The citizens of 1971 may not have had a Commander in Chief constantly screaming “fake news!” at all negative news coverage, but they did have a vindictive leader who tried to mislead the public. One of the major changes to Hannah’s original script after Singer and Spielberg came on board was the addition of Nixon as an occasional presence in the film. Until then, the film lacked a tangible antagonist, so Spielberg raised the idea of including the infamous Nixon Tapes—a collection of audio from the president’s voice-activated taping system throughout the White House. These recordings recur throughout The Post—accompanied by grainy footage shot from outside the building—to personalize a president at war with the press.
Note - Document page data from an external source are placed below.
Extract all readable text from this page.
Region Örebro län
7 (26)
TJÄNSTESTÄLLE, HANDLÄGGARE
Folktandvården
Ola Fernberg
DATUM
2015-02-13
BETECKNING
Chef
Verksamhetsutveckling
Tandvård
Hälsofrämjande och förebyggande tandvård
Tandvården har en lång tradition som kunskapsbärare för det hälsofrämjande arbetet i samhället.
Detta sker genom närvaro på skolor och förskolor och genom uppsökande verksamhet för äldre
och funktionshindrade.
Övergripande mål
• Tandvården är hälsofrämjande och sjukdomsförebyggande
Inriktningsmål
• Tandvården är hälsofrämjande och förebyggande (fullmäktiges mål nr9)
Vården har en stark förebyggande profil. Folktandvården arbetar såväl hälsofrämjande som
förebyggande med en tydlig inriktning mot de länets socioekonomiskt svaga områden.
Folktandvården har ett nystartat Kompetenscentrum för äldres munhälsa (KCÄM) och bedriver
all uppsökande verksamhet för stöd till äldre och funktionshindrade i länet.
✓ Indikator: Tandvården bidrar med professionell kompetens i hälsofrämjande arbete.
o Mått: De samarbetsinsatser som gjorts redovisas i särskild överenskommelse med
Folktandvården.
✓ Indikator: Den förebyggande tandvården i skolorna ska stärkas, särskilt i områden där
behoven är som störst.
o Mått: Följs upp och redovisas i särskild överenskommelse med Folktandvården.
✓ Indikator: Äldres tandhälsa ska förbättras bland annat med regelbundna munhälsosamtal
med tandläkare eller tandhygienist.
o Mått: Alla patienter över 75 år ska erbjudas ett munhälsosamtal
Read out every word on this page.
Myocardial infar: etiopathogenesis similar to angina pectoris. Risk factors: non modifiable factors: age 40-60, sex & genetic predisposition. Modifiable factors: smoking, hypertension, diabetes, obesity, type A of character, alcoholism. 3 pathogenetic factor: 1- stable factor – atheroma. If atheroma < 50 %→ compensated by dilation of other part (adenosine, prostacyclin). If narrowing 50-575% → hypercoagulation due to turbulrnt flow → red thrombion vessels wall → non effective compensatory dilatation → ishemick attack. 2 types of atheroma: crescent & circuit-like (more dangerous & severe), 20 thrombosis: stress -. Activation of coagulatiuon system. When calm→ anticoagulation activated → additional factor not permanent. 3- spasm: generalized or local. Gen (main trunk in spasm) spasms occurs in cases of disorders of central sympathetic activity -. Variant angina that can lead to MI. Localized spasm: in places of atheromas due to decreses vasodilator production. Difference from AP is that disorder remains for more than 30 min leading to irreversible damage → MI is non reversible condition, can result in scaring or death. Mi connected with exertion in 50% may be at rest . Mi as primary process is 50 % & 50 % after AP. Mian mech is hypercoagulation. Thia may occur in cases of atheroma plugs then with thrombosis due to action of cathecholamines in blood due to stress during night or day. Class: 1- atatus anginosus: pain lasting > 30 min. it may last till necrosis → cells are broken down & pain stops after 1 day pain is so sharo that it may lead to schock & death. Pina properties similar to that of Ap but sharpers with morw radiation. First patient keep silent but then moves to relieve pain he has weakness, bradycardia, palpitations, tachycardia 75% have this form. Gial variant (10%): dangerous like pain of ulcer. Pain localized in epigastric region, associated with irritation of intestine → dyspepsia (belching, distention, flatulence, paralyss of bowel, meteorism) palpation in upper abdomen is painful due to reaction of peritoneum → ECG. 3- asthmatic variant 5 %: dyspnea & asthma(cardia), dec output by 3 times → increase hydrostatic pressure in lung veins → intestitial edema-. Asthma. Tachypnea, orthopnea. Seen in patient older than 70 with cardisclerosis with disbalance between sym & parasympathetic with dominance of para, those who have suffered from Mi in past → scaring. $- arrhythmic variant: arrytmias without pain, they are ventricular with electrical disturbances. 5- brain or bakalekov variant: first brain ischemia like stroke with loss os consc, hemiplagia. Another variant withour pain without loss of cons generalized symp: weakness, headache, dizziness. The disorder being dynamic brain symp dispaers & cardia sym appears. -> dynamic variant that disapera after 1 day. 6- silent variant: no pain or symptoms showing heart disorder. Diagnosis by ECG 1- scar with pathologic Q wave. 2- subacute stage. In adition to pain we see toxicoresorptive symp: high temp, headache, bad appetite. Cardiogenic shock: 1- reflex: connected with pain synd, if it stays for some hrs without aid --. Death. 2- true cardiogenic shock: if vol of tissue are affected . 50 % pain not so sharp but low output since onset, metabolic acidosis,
It was a useful way to rely on history to help tell the story, while also echoing the present.

Despite certain similarities between the political climate of The Post and that of present-day America, the writers were careful not to overemphasize that point.

“We really were very conscious of not trying to rewrite anything to reflect what was happening as we were writing,” Hannah says. “There were things that happened during filming that reflected the era of the film but we weren’t trying to respond to anything.”

With source material already so uncannily similar to current events, adding anything would have been redundant. The message and timeliness of this film speak for themselves. No winks at the audience required.

“There’s a lot of foreshadowing what’s to come, but it’s all in the story within the history,” Singer says. “Nothing happens in the movie just so we could make a comment on what’s happening today. It’s all right there.”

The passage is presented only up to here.